The three core competencies of Portfolio SAFe are:
Lean Portfolio Management: It works at strategy and execution level by applying Lean and systems thinking approaches.
Continuous Learning Culture: It has a set of values and practices that encourage individuals in the organisation or enterprise to continuously work on increasing skill, competence, knowledge thereby the performance of them is at optimal level and scaled to meet the business demands.
Organizational Agility: It shows how Lean-thinking Agile teams can optimise the business processes, build their strategy with clear vision, and adapt the new opportunities to evolve.
SAFe for Government is implementing Lean-Agile practices and success patterns in a government public sector with the SAFe. This Lean and Agile thinking leads to the success of projects developed than using traditional waterfall methods used in the private sector.
The Portfolio Backlog is the highest-level backlog in SAFe. It consists of business epics and enabler epics that are needed to create business solutions.
Portfolio epics are built and managed through Portfolio Kanban across various states of the process. They are reviewed and approved or rejected by Lean Portfolio Management (LPM). Approved portfolio epics are moved to the portfolio backlog for implementing them by one or more Agile Release Trains (ARTs) or Solution Trains.
Guard rails help to create an Agile environment rapidly for the high-performing teams. They safeguard the teams from accidentally running off a cliff (for example, deleting code in production without a backup). The Guard rails help in establishing policies and practices of governance for a portfolio.
Participatory Budgeting (PB) is a Portfolio SAFe process where the Enterprise funds a portion of its total budget to each portfolio. In turn, the total portfolio budget is allocated to its value stream using Lean Portfolio Management (LPM).
Funnel, Review, Analysis are the states of the portfolio kanban. They are defined as:
Funnel – It is the first state where all new business or technology ideas (or proposals) of the Portfolio. They are described in simple short phrases and there are no WIP limits. These items are of pending review and analysis.
Review – Epics are sponsored by the Epic Owner. They are the key enterprise investments. When the capacity is available, Epic Owner pulls the epic into this state. WIP limits may be specified for this state. Once the epics are approved, they are ready to move to analysis state. If the epics are not sufficiently viable, then they are moved to done state.
Analysis – When the Epic Owner has the capacity and there is room for WIP limit, then epics are pulled into analysing. One -page Lean business use case, definition of minimum viable product (MVP), enablers, small research spikes, updated WSJF, and Go/No-Go decision on moving to the Portfolio Backlog are available in this state. Tools like the BCG Growth/Share Matrix might be used to support the analysis. Go decision confirms the epic is approved and ready for implementation. No-Go decision moves the epic to done.

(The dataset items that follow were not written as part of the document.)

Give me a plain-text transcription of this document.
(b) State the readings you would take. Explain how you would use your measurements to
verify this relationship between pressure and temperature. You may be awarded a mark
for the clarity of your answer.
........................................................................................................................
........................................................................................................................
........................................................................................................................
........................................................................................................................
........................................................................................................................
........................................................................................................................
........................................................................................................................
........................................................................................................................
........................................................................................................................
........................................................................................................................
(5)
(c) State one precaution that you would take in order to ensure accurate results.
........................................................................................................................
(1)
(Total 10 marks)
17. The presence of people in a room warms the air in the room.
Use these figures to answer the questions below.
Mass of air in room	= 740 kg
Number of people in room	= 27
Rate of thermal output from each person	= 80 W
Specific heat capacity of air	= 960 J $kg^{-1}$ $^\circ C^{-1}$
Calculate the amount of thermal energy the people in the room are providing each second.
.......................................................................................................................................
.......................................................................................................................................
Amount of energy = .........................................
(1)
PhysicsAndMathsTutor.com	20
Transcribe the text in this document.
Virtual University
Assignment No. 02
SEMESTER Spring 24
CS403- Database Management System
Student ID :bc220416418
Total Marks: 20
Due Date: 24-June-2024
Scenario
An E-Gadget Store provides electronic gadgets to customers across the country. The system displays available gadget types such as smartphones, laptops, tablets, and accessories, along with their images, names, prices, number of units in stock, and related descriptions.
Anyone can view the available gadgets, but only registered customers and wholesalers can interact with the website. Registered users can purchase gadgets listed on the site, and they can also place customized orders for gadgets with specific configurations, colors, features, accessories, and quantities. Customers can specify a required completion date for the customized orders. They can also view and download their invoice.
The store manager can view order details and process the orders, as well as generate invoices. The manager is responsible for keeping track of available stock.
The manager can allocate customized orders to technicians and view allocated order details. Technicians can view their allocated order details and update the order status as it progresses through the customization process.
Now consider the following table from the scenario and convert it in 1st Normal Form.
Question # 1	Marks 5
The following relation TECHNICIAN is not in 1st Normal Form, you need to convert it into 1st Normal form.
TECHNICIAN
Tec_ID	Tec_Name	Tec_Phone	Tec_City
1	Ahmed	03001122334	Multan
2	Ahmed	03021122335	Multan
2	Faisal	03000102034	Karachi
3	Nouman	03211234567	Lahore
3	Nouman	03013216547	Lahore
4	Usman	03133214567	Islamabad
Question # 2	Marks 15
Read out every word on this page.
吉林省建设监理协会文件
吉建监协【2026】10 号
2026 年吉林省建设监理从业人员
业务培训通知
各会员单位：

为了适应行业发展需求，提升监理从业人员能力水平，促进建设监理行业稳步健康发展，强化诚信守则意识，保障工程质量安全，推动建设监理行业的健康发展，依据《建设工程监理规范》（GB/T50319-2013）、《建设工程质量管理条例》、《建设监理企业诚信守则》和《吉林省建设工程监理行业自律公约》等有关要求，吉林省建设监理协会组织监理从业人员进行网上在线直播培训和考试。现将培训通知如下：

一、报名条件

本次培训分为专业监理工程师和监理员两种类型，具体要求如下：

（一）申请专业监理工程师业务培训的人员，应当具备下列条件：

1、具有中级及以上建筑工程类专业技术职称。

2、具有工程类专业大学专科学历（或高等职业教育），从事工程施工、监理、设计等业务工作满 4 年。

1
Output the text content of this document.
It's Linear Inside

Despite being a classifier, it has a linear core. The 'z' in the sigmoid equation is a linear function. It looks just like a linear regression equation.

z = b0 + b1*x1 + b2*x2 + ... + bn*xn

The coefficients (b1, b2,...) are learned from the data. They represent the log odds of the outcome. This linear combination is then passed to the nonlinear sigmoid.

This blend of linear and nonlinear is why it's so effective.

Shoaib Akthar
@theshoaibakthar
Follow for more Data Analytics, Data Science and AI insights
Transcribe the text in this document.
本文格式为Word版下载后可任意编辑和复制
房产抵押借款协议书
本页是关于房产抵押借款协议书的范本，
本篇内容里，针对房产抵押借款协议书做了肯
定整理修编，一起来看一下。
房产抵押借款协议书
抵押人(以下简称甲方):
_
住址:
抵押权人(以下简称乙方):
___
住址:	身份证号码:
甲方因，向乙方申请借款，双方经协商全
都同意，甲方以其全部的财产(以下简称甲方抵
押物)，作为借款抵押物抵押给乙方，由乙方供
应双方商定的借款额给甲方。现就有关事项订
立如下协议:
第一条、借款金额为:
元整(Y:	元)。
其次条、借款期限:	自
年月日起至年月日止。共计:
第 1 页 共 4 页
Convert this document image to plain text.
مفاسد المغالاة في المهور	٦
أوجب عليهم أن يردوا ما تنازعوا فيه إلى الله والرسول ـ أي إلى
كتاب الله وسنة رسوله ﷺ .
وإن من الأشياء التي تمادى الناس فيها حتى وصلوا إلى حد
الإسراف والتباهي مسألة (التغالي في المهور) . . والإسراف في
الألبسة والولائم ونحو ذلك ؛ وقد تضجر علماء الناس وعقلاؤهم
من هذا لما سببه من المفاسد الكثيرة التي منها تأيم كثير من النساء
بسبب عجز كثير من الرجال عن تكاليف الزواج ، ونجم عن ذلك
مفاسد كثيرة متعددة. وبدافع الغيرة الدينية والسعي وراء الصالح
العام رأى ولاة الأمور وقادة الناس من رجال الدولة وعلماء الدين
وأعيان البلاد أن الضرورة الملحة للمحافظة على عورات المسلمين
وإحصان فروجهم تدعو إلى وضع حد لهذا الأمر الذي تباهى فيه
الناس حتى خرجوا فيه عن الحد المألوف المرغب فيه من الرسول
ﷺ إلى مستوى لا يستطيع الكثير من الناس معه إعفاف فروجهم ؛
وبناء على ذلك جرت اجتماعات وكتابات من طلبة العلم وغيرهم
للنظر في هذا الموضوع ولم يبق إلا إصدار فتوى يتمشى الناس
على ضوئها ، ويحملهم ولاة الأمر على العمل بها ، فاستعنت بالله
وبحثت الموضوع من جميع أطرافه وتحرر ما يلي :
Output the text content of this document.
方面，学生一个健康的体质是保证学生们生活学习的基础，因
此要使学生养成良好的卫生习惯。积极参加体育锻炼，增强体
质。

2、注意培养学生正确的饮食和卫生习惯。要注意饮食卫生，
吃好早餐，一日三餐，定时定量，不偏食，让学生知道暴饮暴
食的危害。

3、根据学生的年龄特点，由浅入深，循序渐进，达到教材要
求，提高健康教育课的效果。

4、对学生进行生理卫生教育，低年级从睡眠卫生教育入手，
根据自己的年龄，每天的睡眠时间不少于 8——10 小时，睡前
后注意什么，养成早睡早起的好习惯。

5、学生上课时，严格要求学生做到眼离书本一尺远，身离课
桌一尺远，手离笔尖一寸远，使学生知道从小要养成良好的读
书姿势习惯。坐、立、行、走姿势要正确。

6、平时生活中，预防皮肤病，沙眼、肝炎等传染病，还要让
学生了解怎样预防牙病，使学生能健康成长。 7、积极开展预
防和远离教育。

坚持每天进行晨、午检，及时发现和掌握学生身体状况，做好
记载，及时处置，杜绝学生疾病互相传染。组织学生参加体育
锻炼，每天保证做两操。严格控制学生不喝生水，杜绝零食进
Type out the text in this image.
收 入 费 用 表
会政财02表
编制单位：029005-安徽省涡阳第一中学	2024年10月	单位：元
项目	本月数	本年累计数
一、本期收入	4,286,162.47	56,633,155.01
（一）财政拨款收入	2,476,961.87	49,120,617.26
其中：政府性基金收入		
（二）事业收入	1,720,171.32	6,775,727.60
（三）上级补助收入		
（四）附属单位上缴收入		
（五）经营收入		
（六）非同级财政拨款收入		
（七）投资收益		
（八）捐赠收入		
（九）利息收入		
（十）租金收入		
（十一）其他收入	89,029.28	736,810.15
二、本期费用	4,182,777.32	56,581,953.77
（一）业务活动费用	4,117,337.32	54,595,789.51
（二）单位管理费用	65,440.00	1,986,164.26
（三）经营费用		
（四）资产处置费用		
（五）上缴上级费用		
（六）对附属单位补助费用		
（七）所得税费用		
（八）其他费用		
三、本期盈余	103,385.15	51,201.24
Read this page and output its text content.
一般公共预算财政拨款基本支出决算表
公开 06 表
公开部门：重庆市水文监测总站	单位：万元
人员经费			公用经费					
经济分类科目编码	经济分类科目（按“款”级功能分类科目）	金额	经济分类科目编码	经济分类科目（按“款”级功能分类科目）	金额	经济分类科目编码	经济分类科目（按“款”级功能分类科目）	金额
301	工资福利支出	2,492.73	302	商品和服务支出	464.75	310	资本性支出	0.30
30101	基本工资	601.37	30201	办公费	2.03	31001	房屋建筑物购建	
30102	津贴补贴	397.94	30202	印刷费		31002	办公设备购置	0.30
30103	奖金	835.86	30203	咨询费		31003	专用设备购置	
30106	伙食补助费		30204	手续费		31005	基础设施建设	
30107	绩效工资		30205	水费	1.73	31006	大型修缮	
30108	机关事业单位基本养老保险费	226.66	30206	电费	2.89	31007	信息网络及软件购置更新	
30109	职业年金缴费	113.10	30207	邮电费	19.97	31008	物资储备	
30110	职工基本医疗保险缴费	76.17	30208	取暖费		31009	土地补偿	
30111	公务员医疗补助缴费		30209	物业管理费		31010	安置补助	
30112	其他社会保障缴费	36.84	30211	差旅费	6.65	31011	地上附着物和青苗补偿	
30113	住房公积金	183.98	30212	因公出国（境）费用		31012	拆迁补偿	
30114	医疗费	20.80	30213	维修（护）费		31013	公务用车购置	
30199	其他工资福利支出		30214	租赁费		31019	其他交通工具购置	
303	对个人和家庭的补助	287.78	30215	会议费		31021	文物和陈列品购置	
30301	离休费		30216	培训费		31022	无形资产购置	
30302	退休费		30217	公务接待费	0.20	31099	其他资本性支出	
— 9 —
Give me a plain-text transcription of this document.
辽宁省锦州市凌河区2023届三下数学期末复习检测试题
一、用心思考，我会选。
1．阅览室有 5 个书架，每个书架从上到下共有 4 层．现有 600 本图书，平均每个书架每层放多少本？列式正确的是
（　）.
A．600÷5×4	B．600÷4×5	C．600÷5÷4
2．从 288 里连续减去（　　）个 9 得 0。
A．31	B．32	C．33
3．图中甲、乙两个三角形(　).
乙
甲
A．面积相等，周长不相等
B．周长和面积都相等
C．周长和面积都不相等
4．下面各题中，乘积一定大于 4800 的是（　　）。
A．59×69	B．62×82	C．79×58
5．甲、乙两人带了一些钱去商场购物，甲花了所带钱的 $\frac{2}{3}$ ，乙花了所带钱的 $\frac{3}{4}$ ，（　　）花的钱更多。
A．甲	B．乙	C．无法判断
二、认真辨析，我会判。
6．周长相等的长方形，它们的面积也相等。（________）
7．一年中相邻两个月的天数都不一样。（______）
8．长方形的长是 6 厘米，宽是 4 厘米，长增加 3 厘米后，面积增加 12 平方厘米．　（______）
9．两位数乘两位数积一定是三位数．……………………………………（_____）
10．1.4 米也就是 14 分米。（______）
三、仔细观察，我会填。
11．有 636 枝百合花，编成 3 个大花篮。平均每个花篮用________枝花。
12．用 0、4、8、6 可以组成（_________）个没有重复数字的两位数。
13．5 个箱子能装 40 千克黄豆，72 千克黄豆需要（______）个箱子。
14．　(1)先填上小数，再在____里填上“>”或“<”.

In the Portfolio Backlog (Approved Epics), all workflow states except Funnel has WIP-limit. WSJF is continuously refined across all kanban states and reviewed periodically in cadence to ensure that progress flows continuously to the program teams for further refinement.
Value Streams are the funded initiatives through which the products or services are developed and maintained in the portfolio that generates revenue.
Portfolio Kanban is the system that makes the work visible and uses Work-in-Process (WIP) limits to ensure that the available capacity and demand are matched. These activities are from the value streams and Agile Release Trains (ARTs).